Erreurs courantes lors de l'introduction de l'impression 3D

  • Acheter l'imprimante la moins chère. Les résines et imprimantes grand public ne passent pas l'inspection médicale.
  • Négliger l'investissement en post-traitement. Une station de lavage et de polymérisation n'est pas optionnelle. La qualité d'impression en dépend.
  • Mélanger les résines sur une seule imprimante sans nettoyage adéquat. La contamination croisée ruine les pièces et la certification de biocompatibilité.
  • Ne pas former le technicien aux supports. Le même modèle avec un mauvais placement des supports, c'est une refabrication.

Questions fréquentes

Que peut imprimer un laboratoire dentaire aujourd'hui ?

Modèles de travail, modèles d'étude, guides chirurgicaux, gouttières, porte-empreintes individuels, prothèses partielles, provisoires et moules pour aligneurs. Les couronnes et bridges définitifs sont généralement usinés, bien que les résines chargées en céramique commencent à combler cet écart.

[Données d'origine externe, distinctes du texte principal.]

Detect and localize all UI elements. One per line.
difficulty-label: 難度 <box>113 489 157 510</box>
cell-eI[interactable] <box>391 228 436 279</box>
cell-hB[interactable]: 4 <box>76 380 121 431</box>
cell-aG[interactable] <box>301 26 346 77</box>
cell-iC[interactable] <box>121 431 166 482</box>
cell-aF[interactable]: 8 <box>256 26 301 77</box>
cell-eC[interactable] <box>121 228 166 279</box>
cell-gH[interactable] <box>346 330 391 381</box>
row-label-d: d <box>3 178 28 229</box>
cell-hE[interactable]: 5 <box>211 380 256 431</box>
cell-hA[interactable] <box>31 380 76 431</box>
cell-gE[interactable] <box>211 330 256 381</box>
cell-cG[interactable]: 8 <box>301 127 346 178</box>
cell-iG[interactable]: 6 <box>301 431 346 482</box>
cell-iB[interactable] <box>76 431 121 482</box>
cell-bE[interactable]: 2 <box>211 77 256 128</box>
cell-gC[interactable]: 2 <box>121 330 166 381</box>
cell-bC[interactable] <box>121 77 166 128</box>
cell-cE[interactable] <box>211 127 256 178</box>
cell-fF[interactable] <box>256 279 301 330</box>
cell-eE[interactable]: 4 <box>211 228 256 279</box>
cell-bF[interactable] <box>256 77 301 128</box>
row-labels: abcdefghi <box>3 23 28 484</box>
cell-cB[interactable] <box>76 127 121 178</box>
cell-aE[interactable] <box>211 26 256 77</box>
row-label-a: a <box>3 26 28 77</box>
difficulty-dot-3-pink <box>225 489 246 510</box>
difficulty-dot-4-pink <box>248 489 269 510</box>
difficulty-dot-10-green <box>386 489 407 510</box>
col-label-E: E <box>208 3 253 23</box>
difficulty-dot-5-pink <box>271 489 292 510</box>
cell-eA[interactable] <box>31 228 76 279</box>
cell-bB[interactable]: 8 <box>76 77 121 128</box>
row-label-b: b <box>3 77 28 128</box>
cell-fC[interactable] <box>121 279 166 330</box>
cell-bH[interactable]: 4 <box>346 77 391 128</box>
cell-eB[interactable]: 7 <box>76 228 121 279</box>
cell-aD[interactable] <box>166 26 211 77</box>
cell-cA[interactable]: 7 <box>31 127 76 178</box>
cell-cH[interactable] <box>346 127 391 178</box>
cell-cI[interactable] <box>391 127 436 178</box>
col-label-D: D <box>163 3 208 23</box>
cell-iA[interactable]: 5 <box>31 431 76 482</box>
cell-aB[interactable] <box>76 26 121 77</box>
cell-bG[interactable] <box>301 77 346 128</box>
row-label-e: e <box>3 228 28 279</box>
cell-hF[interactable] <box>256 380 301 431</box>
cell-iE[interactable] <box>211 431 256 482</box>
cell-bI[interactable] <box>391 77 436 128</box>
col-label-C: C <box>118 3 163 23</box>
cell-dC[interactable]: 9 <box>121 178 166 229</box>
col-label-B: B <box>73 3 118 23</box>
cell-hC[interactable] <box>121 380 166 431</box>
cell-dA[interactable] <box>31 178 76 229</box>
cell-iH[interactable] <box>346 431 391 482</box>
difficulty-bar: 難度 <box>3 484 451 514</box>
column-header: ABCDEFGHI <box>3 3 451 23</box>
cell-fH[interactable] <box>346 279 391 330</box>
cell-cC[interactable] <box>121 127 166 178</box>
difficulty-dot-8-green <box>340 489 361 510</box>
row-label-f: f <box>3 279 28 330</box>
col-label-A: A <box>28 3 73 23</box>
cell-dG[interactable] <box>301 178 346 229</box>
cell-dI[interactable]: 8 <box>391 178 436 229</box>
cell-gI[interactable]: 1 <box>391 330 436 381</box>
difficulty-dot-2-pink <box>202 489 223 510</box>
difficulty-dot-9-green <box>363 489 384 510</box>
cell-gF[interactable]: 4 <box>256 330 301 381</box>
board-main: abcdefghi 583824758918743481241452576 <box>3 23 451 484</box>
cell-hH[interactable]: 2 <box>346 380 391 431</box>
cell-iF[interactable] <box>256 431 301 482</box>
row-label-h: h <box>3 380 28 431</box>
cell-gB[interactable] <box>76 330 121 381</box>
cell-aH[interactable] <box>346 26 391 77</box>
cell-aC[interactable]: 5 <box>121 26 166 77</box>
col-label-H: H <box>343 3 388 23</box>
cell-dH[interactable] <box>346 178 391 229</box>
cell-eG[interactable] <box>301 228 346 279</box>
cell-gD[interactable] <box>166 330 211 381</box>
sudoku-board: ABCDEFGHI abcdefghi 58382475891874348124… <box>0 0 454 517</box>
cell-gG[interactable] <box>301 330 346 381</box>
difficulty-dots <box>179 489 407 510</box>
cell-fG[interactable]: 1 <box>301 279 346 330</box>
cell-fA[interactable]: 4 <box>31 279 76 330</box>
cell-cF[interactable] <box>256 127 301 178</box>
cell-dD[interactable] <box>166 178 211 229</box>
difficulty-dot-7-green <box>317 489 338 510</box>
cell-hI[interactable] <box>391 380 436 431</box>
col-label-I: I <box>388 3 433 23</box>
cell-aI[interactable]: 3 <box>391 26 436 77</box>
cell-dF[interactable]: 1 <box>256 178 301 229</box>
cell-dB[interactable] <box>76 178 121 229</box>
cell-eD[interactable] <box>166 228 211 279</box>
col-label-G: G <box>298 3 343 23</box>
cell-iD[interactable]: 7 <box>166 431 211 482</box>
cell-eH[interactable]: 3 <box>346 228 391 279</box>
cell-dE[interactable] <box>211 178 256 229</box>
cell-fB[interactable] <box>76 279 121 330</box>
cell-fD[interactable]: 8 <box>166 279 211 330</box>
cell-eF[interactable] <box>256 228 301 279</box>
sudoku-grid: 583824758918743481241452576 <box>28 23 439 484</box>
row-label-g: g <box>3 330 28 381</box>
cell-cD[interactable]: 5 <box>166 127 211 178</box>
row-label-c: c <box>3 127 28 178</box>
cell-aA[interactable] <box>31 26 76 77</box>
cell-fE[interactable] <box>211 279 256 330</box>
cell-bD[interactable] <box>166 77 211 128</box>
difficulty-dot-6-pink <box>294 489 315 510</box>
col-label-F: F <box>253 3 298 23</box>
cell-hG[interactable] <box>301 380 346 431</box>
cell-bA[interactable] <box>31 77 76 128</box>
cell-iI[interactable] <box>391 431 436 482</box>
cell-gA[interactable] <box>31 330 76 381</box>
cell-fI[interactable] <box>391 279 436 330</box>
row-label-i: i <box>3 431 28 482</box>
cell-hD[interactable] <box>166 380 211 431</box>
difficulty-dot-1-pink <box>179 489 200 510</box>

Quelle technologie d'impression 3D est la meilleure pour le dentaire ?

Les technologies MSLA / LCD et DLP dominent les laboratoires dentaires grâce à leur précision, leur qualité de surface et leurs temps d'impression courts. La SLA reste courante dans les flux de travail établis.

Ai-je besoin de résines biocompatibles ?

Oui, pour tout produit qui touche le patient. Utilisez uniquement des résines certifiées classe I ou classe IIa selon la réglementation locale.